Before all examples, you will need:

from async_promises import Promise

Promise(resolver)

This creates and returns a new Promise. resolver must be a function. The resolver function is passed two arguments:

  1. resolve should be called with a single argument. If it is called with a non-promise value then the promise is fulfilled with that value. If it is called with a promise (A) then the returned promise takes on the state of that new promise (A).

  2. reject should be called with a single argument. The returned promise will be rejected with that argument.

Class Methods

These methods are invoked by calling Promise.methodName.

Promise.resolve(value)

Converts values and foreign Promises into Promise/A+ Promises. If you pass it a value then it returns a Promise for that value. If you pass it something that is close to a promise (such as a jQuery attempt at a promise) it returns a Promise that takes on the state of value (rejected or fulfilled).

Promise.rejected(value)

Returns a rejected promise with the given value.

Promise.all(list)

Returns a Promise for a list. If it is called with a single argument then this returns a Promise for a copy of that list with any Promises replaced by their fulfilled values. e.g.

p = Promise.all([Promise.resolve('a'), 'b', Promise.resolve('c')]) \
       .then(lambda res: res == ['a', 'b', 'c'])

assert p.get() is True
Promise.promisify(obj)

This function wraps the obj act as a Promise if possible. Python Futures are supported, with a callback to async_promises.done when resolved.

Promise.for_dict(d)

A special function that takes a dictionary of Promises and turns them into a Promises for a dictionary of values. In other words, this turns an dictionary of Promises for values into a Promises for a dictionary of values.

Instance Methods

These methods are invoked on a Promise instance by calling myPromise.methodName

async_promises.then(on_fulfilled, on_rejected)

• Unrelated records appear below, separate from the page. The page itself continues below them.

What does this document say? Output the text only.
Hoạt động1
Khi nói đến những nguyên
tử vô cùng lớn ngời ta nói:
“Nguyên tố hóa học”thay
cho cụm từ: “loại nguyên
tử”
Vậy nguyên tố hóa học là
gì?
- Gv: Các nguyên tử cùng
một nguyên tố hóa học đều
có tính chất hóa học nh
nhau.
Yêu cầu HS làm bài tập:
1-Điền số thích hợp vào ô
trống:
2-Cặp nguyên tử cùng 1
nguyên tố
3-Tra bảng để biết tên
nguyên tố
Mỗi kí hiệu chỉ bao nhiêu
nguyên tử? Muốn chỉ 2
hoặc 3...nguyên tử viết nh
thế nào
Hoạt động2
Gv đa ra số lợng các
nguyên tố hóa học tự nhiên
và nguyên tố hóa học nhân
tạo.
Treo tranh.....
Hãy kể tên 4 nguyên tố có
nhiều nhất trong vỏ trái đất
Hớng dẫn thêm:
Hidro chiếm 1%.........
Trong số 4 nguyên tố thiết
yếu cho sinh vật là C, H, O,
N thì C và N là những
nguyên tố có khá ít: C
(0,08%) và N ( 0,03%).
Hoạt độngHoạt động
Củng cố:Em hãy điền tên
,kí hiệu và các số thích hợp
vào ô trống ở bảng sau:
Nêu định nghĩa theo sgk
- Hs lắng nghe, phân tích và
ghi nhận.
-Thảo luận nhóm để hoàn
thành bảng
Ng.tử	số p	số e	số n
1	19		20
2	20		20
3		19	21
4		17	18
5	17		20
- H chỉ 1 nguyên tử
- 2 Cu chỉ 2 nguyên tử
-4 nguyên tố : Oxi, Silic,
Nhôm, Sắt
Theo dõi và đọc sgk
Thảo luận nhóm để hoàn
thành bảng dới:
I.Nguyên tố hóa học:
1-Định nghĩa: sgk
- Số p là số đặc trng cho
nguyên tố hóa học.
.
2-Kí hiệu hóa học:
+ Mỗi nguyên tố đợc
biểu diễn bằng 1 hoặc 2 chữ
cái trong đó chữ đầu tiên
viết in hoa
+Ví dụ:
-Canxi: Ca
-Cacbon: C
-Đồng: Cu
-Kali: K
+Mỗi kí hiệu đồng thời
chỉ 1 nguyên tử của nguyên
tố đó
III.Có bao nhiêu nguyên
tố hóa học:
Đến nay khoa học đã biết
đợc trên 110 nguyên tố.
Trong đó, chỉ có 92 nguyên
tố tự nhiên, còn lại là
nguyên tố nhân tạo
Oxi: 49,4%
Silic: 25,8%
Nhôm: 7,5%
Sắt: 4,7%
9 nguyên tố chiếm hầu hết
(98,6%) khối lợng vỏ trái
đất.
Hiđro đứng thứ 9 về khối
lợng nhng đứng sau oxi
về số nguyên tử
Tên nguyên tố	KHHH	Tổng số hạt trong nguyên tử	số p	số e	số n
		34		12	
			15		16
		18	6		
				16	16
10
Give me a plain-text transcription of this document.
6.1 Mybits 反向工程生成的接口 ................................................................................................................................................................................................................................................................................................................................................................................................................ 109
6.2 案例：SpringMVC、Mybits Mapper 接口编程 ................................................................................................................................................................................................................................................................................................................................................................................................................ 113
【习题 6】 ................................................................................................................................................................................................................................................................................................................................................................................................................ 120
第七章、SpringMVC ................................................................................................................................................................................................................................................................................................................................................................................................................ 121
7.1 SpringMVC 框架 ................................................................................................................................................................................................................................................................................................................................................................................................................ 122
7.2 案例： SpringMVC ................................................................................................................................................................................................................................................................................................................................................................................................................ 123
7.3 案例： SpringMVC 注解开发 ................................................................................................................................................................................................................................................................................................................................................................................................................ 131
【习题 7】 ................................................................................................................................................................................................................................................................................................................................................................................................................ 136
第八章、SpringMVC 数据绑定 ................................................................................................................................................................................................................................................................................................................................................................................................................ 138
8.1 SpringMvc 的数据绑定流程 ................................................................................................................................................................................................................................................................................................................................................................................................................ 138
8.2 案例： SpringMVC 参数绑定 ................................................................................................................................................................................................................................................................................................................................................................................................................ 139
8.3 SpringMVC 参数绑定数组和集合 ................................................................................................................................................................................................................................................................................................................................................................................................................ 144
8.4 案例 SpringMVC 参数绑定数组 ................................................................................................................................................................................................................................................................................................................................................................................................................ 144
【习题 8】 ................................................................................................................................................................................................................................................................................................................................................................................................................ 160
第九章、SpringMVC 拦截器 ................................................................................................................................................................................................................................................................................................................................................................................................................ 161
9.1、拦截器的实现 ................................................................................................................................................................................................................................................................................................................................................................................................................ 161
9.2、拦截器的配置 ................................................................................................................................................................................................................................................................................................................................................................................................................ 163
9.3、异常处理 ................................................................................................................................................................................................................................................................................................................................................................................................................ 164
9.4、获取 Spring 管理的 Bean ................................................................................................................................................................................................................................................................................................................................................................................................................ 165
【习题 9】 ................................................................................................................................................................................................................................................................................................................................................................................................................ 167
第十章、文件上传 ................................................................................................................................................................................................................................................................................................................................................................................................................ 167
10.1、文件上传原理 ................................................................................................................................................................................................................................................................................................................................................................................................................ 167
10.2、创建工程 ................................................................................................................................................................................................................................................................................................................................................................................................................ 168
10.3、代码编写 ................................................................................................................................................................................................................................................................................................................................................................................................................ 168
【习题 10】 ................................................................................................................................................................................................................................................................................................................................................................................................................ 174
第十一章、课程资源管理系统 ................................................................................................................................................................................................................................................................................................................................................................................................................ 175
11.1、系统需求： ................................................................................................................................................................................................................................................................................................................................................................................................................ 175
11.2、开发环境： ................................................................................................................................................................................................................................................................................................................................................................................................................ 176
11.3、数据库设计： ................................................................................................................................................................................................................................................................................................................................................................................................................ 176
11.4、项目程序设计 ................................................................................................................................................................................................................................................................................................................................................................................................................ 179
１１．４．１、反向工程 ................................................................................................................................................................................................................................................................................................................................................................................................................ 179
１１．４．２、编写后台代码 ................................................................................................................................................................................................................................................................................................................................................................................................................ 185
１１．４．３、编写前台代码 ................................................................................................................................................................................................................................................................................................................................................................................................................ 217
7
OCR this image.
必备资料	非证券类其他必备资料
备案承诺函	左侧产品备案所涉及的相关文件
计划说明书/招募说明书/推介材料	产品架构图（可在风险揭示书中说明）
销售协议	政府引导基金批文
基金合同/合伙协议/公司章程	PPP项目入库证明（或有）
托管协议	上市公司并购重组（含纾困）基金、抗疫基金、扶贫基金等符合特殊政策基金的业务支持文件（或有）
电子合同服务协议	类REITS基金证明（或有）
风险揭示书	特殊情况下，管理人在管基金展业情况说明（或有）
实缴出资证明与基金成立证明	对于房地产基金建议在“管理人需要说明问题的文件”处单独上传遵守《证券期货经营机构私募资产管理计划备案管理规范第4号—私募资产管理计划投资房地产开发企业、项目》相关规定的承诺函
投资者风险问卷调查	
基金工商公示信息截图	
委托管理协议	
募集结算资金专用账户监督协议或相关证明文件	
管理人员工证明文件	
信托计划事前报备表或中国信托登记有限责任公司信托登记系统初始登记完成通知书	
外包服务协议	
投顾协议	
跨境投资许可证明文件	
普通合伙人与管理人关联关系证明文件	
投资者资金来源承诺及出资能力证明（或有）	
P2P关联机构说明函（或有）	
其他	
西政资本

This method follows the Promise/A+ spec. It explains things very clearly so I recommend you read it.

Either on_fulfilled or on_rejected will be called and they will not be called more than once. They will be passed a single argument and will always be called asynchronously (in the next turn of the event loop).

If the Promise is fulfilled then on_fulfilled is called. If the Promise is rejected then on_rejected is called.

The call to .then also returns a Promise. If the handler that is called returns a Promise, the Promise returned by .then takes on the state of that returned Promise. If the handler that is called returns a value that is not a Promise, the Promise returned by .then will be fulfilled with that value. If the handler that is called throws an exception then the Promise returned by .then is rejected with that exception.

async_promises.catch(on_rejected)

Sugar for async_promises.then(None, on_rejected), to mirror catch in synchronous code.

async_promises.done(on_fulfilled, on_rejected)

The same semantics as .then except that it does not return a Promise and any exceptions are re-thrown so that they can be logged (crashing the application in non-browser environments)

Other package functions

is_thenable(obj)

This function checks if the obj is a Promise, or could be promisifyed.

Notes

This package is heavily insipired in aplus.